We want to see a streamlining of the process but believe it needs to be for all retail ventures. With the explosion of online retailing, retail is facing challenging times. Coupled with a very high cost of living, difficulty securing qualified employees, increasing wages, increasing cost of goods and products, high taxes and many other factors, adding a very difficult and costly approval and permitting process makes operating a retail business in San Francisco extremely difficult. We need to make San Francisco welcoming to all business that want to serve our community.

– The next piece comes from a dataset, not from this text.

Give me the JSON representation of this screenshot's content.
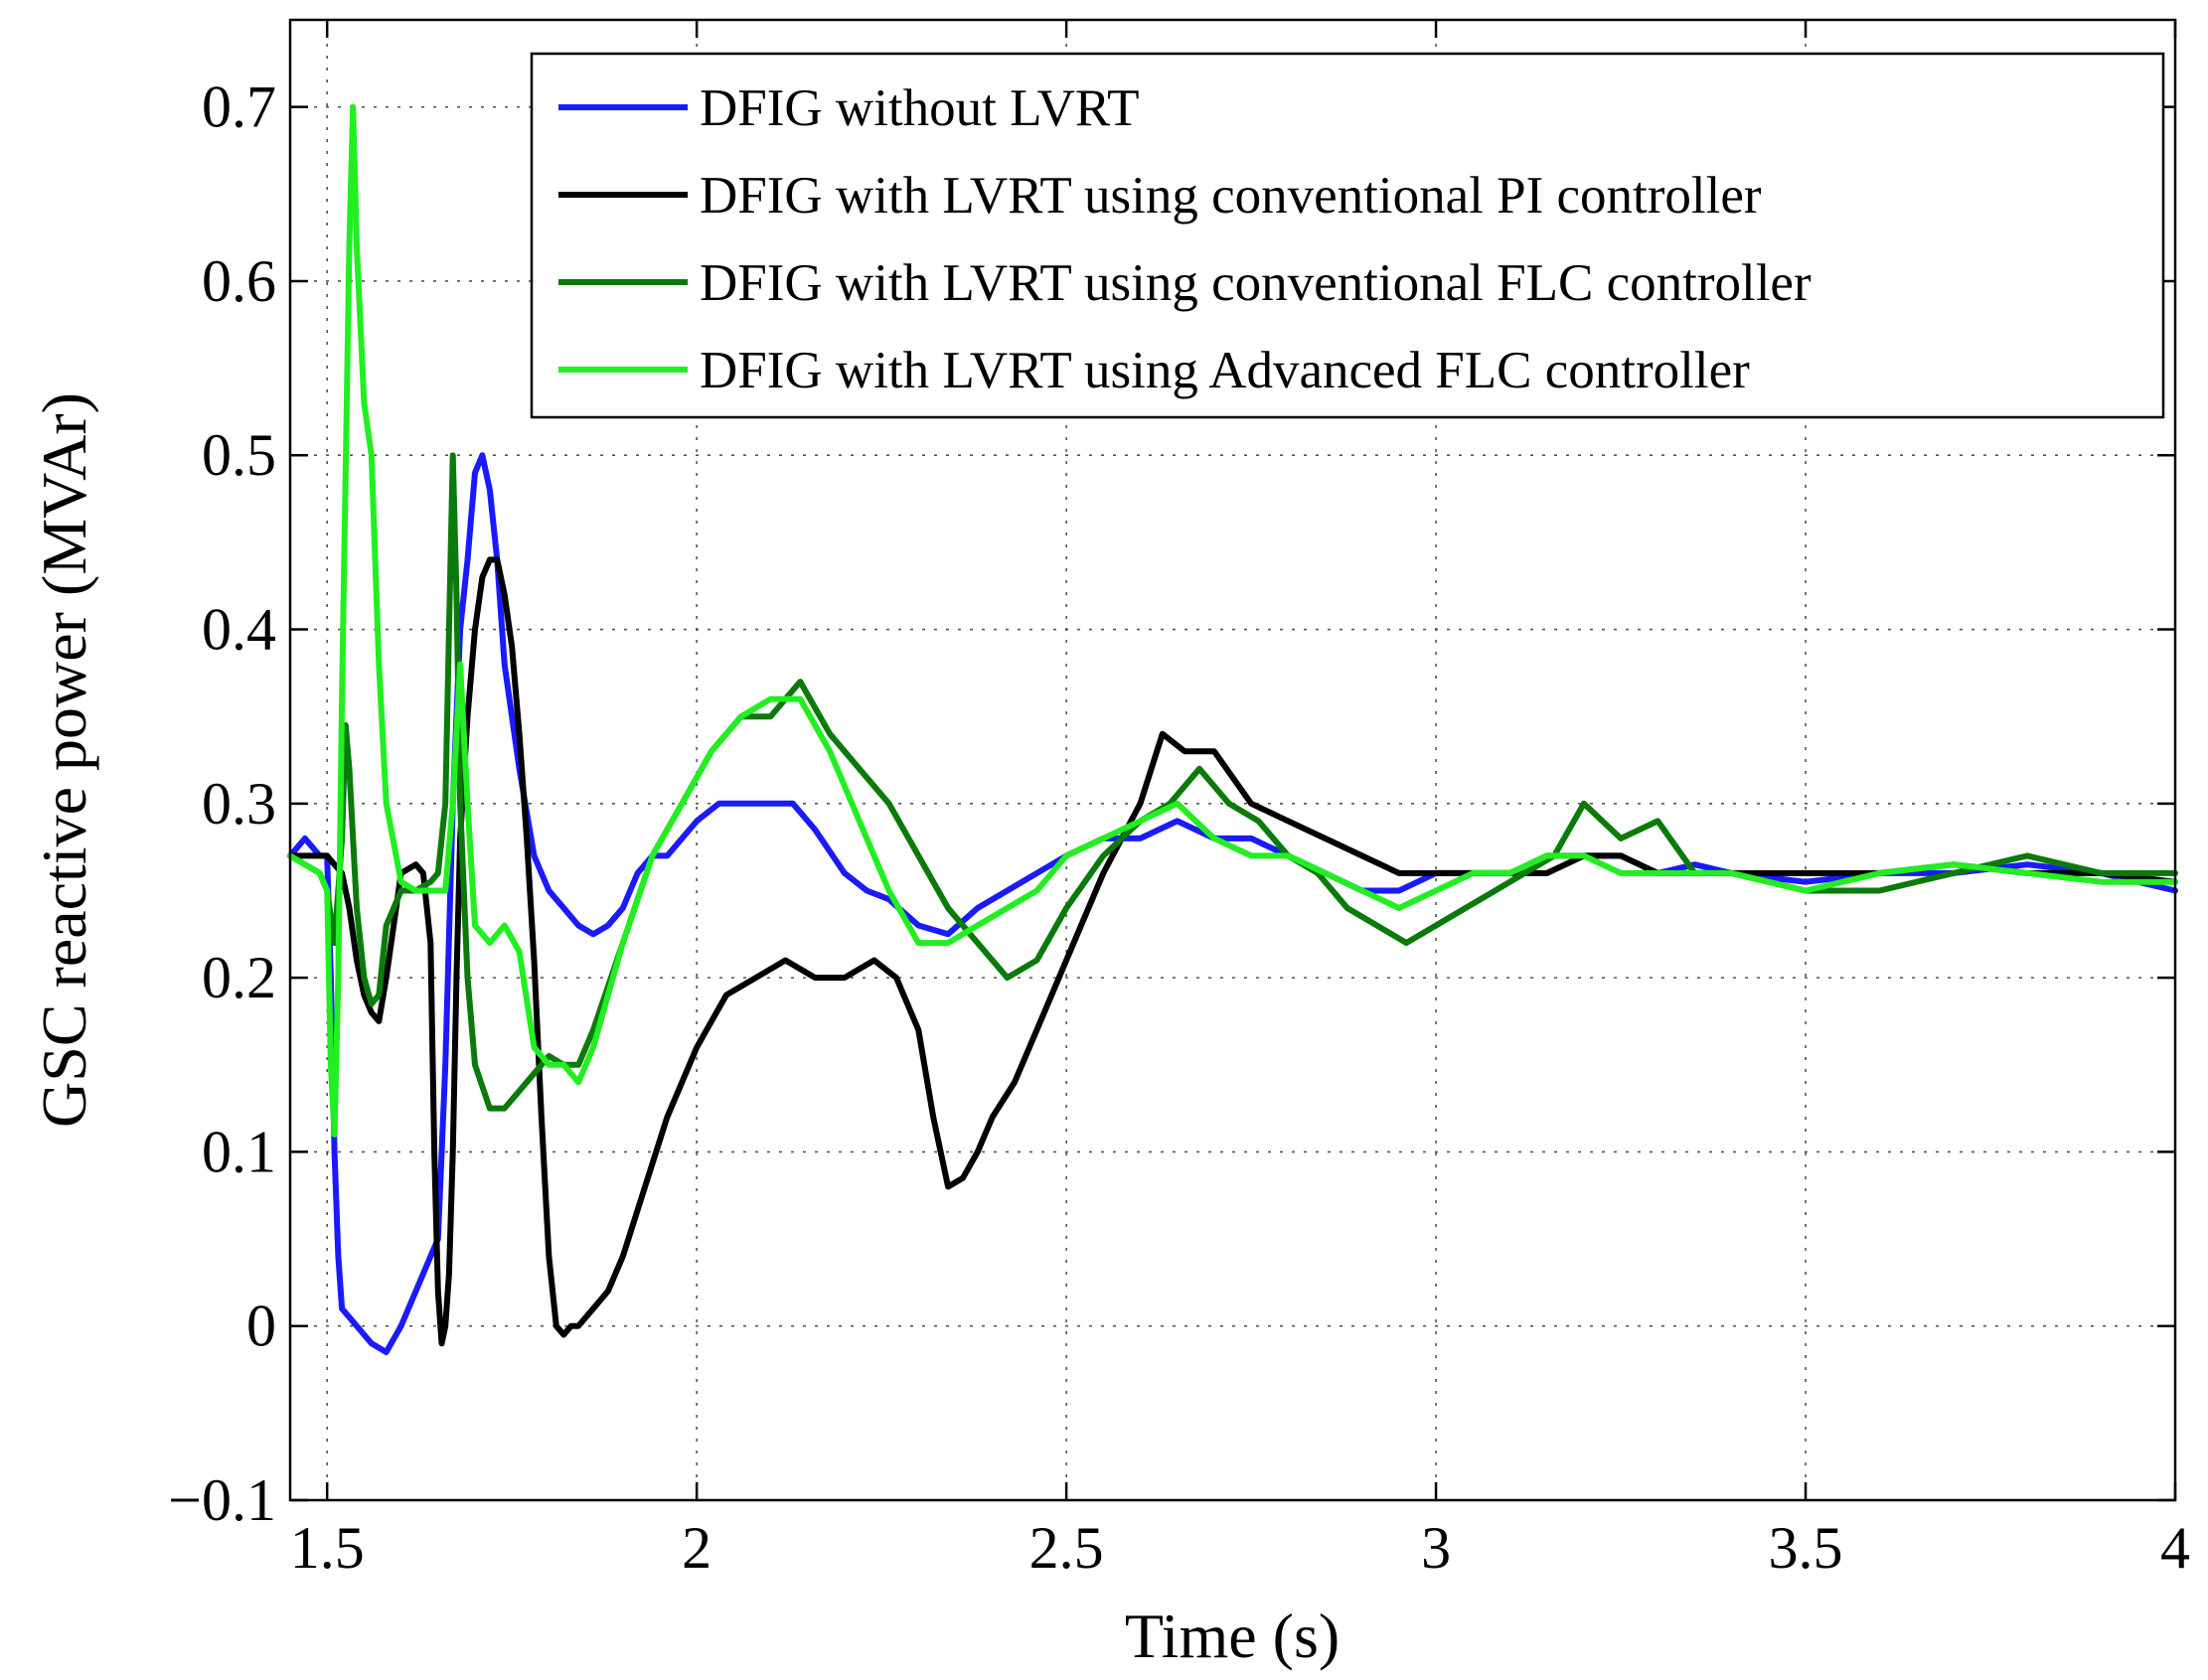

We also believe that neighborhoods need to rethink their formula retail laws and find ways to streamline that process as well. It is equally unfair for a formula retailer to have to wait nine to 18 months to learn whether their business will be approved. In addition to the lengthy time required, the cost of the process is highly prohibitive, ranging from $60,000 to more than $200,000 per store location. This money primarily benefiting attorneys and consultants, not the neighborhoods or The City. Currently, the vast majority of formula retail applications for businesses do get approved by The City. With this high an approval rate, it should not take this long to find out the results. We believe that to begin the process of streamlining, we should also include any retailer, and if after notifying the public for 30 days there is no public opposition, their uses should be approved and then proceed to construction permits. If they are contested within the 30 days, The City should then make a determination if the opposition has merit. If the opposition is deemed frivolous, then they should proceed to permit. Both of these additions would not require major changes to planning or costs to The City.

I invite all members of the Board of Supervisors to reach out to our brokerage community. We are your partners to help retail succeed in San Francisco.

Hans Hansson is president, principal and founding partner at Starboard Commercial Real Estate.